Beim ersten Konzert am 18. September werden sicher viele Glückshormone ausgeschüttet. Im Duo musizieren dann die beiden Berliner Philharmonikerinnen Marie-Pierre Langlamet an der Harfe und die Flötistin Jelka Weber. Musikerinnen, "die auch beide Mütter sind", wie Raimar Orlovsky erzählt. Er ist Geiger bei den Berliner Philharmonikern und hat die insgesamt sieben Programme zusammengestellt. "Natürlich muss es Musik sein, die eingängig ist. Ich will nicht den Begriff "Wohlfühlklassik" oder "Wellnessmusik" verwenden, aber es muss natürlich ein bisschen in diese Richtung gehen."

Wenn Orlovsky bei diesem Projekt mit der Geburtsmedizinerin Birgit Arabin zusammenarbeitet, erfüllt sich für den Geiger ein lang gehegter Wunsch. "Das ist auch für mich ein absolutes Herzensprojekt, das ich schon seit vielen Jahren - nämlich seit meine Frau schwanger war - immer vor mir hergeschoben habe: die Wirkung von klassischer Musik auf das ungeborene Leben und auf die werdenden Mütter."

Musikalische "Früh(st)erziehung"

Mit den neuen Einsichten in die geburtsmedizinische Wirkung von klassischer Musik werde das Projekt sicher auch das musikpädagogische Denken verändern, meint Orlovsky. "Ich glaube fest daran, dass wir mit diesem Projekt eine Initialzündung geben, dass die Musikererziehung nicht erst mit drei oder fünf Jahren anfängt, sondern tatsächlich schon früher anfangen kann."
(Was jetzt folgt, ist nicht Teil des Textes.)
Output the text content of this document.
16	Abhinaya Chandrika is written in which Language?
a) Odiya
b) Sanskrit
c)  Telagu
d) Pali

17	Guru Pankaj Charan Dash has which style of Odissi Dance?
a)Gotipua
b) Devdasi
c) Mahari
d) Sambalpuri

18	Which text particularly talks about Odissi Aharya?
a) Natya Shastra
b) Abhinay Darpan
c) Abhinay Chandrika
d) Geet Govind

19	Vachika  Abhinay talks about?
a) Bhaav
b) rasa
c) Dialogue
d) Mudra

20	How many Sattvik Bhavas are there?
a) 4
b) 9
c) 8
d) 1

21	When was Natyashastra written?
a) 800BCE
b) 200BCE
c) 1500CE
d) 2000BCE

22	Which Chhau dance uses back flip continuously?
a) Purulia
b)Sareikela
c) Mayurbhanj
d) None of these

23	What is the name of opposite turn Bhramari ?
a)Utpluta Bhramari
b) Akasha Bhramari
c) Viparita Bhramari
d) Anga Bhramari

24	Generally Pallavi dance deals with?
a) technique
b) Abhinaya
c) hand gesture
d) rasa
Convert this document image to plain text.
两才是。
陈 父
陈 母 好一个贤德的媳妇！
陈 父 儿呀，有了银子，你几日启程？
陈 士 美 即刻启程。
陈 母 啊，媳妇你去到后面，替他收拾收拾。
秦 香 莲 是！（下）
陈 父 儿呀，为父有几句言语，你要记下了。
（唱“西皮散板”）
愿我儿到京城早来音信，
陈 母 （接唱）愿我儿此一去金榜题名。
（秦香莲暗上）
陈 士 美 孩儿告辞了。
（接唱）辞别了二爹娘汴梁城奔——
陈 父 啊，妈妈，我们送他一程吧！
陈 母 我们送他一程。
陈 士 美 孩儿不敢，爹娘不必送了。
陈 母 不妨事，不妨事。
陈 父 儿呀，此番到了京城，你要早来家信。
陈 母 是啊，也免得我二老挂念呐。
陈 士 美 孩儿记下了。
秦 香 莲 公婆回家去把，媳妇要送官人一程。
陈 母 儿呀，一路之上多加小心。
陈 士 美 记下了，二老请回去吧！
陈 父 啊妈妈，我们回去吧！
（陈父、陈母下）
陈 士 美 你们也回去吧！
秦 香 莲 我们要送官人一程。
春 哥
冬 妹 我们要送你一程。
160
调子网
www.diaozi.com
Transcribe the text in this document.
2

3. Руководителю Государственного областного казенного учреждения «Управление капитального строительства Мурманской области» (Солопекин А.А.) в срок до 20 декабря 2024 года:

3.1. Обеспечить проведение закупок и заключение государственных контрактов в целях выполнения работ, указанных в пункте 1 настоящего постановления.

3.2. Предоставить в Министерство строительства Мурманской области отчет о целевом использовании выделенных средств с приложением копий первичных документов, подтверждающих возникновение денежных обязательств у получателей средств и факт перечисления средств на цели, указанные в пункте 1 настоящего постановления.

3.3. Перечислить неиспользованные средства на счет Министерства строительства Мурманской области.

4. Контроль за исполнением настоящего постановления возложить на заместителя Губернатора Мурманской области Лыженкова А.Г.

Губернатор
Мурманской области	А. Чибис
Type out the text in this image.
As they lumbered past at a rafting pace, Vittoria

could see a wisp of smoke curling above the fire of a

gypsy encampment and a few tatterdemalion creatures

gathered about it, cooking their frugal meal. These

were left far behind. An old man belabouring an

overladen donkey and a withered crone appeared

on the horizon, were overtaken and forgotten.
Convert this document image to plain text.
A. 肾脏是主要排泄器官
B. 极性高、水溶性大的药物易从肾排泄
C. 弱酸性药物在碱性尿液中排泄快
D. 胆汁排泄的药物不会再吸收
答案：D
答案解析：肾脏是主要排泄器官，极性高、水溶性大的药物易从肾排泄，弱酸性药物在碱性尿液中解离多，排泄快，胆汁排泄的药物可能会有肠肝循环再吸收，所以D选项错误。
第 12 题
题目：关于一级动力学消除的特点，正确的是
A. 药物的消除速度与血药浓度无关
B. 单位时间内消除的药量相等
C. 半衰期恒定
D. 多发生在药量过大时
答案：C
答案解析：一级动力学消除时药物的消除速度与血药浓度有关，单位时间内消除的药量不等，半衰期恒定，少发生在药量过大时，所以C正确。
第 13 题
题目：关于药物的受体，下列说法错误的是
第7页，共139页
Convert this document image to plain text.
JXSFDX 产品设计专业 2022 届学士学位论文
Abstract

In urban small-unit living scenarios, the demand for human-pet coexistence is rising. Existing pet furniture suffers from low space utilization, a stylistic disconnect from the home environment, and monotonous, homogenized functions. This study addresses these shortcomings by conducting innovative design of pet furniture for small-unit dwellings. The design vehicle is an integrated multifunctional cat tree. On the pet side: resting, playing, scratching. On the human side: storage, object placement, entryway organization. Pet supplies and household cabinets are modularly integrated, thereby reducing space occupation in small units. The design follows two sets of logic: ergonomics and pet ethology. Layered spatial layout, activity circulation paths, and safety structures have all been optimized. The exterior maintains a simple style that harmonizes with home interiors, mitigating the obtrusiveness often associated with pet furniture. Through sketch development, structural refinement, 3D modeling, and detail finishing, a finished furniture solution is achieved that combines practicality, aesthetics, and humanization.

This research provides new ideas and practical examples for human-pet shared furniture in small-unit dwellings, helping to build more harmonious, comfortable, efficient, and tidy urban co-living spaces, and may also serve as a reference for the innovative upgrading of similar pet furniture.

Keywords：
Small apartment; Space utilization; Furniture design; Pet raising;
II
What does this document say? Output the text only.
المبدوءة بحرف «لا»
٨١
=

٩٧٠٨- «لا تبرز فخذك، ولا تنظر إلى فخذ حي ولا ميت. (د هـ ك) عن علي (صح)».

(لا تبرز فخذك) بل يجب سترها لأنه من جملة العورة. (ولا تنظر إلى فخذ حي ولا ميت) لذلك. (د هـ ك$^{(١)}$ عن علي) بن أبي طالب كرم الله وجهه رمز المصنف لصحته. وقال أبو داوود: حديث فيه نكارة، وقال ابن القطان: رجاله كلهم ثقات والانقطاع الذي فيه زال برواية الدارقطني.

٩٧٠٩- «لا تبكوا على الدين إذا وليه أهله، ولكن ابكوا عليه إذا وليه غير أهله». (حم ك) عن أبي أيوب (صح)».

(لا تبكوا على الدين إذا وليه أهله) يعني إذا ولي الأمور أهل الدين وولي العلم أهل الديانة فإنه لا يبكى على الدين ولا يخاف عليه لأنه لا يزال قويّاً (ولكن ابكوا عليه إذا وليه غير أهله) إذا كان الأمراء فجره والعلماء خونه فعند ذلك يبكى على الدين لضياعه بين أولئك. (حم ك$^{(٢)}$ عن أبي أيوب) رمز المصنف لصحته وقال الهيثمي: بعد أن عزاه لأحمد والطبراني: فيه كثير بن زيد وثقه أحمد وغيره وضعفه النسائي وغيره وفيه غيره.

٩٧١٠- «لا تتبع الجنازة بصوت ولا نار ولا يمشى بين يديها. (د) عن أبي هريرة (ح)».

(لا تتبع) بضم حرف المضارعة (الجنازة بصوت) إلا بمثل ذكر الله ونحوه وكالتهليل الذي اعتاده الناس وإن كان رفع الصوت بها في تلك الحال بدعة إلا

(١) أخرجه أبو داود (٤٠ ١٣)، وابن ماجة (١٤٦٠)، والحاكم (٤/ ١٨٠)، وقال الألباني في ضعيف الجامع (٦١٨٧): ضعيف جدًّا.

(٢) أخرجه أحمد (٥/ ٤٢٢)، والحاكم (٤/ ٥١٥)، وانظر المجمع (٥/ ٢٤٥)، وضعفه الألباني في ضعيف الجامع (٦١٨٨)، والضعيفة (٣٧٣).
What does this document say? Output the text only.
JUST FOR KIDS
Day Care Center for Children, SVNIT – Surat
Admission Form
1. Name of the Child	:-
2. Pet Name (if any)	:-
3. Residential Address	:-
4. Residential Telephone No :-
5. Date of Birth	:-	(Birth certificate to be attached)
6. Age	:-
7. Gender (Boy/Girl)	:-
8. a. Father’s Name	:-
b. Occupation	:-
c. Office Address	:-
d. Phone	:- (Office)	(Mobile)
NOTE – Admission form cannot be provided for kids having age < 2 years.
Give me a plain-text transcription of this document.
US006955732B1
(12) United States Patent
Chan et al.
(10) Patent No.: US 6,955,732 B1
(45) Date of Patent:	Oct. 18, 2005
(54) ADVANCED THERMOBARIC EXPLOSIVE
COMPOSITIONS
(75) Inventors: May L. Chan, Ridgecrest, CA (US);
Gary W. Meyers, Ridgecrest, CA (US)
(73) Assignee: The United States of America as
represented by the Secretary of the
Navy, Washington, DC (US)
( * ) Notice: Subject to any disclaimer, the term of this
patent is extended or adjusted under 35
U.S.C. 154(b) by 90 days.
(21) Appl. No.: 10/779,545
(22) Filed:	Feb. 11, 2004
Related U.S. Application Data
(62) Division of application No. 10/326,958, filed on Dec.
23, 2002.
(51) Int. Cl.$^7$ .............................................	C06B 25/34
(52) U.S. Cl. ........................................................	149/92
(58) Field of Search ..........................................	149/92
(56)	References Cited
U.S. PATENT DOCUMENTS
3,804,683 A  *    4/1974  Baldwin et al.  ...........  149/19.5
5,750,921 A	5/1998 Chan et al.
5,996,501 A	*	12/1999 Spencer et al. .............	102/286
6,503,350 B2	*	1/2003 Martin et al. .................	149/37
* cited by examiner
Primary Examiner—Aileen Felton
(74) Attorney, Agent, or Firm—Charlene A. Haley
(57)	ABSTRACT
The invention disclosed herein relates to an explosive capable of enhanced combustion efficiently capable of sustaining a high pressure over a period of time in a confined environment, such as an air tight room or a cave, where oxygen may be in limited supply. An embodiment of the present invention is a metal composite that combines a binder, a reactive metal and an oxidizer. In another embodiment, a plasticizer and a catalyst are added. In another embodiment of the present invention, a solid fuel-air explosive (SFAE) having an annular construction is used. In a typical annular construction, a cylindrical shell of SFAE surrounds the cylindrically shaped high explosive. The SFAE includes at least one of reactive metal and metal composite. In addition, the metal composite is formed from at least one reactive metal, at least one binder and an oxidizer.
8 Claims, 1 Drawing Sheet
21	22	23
Das "Education"-Konzept der Berliner Philharmoniker, das vom früheren Chefdirigenten Simon Rattle eingeführt wurde, könnte mit dem Projekt neue Dimensionen erreichen, glaubt Orlovsky. "Mithilfe von Professor Arabin sind wir jetzt tatsächlich auf dem Weg, genau diese Lücke zu füllen, die unsere Education-Abteilung - die im Vorschulalter ansetzt - bisher nicht auf dem Schirm hatte."

Wenn die musikalische "Früh(st)erziehung" am 18. September im Foyer des Kammermusiksaals beginnt, werden die schwangeren Frauen natürlich eine besonders gestaltete und vor allem bequeme Umgebung vorfinden, versichert der Geiger: "Werdende Mütter können nicht auf harten Stühlen sitzen. Und wir haben auch die Konzertdauer angepasst, es wird maximal 45 bis 50 Minuten dauern."

Archivbild: Innenaufnahme der Philharmonie in der Herbert-von-Karajan-Straße am Kemperplatz in Berlin-Tiergarten, fotografiert am 23.05.2012 (Bild: dpa/Jens Kalaene)Im Foyer der Berliner Philharmonie soll die Veranstaltung stattfinden.

Ein Willkommenskonzert mit neuem Publikum

Sofern die Mütter von der Frühschwangerschaft im September bis zur Geburt im März durchgängig am Projekt teilnehmen, werden sie am Ende insgesamt sieben Konzerte erlebt haben und einmal im Monat einen musikalisch-entspannten Samstagvormittag in der Philharmonie verbringen.

In der Philharmonie werde man im späten Frühjahr vielleicht schon ein ganz neues Publikum begrüßen, hofft Raimar Orlovsky: "Wir haben im Mai noch einen Termin, wo vielleicht schon die frisch-geborenen Säuglinge mit den frisch-gebackenen Müttern in der Philharmonie auftauchen. Und dass wird dann natürlich entsprechend musikalisch umrahmt."

4 Kommentare

Wir schließen die Kommentarfunktion, wenn die Zahl der Kommentare so groß ist, dass sie nicht mehr zeitnah moderiert werden können. Weiter schließen wir die Kommentarfunktion, wenn die Kommentare sich nicht mehr auf das Thema beziehen oder eine Vielzahl der Kommentare die Regeln unserer Kommentarrichtlinien verletzt. Bei älteren Beiträgen wird die Kommentarfunktion automatisch geschlossen.

  1. 4.

    Mußte beim Lesen schmunzeln. Denn was nachgewiesener Maßen auch mit Mozart bei Milch gebenden Kühen hilft, kann nur gut sein für werdende Mütter. Schöne Musik auch zuhause entspannt und fördert das Wohlbefinden.

  2. 3.

    Ach wie schön, dass mal jemand daran denkt Schwangeren das Leben ein bisschen schöner zu machen.

  3. 2.

    Also, diese Aussage würde ich nicht Unterschreiben, weil, es ist nicht egal.

  4. 1.

    Es ist ziemlich egal welches Genre und logisch das jegliche Tätigkeit zur Beruhigung positiv für das Kind ist.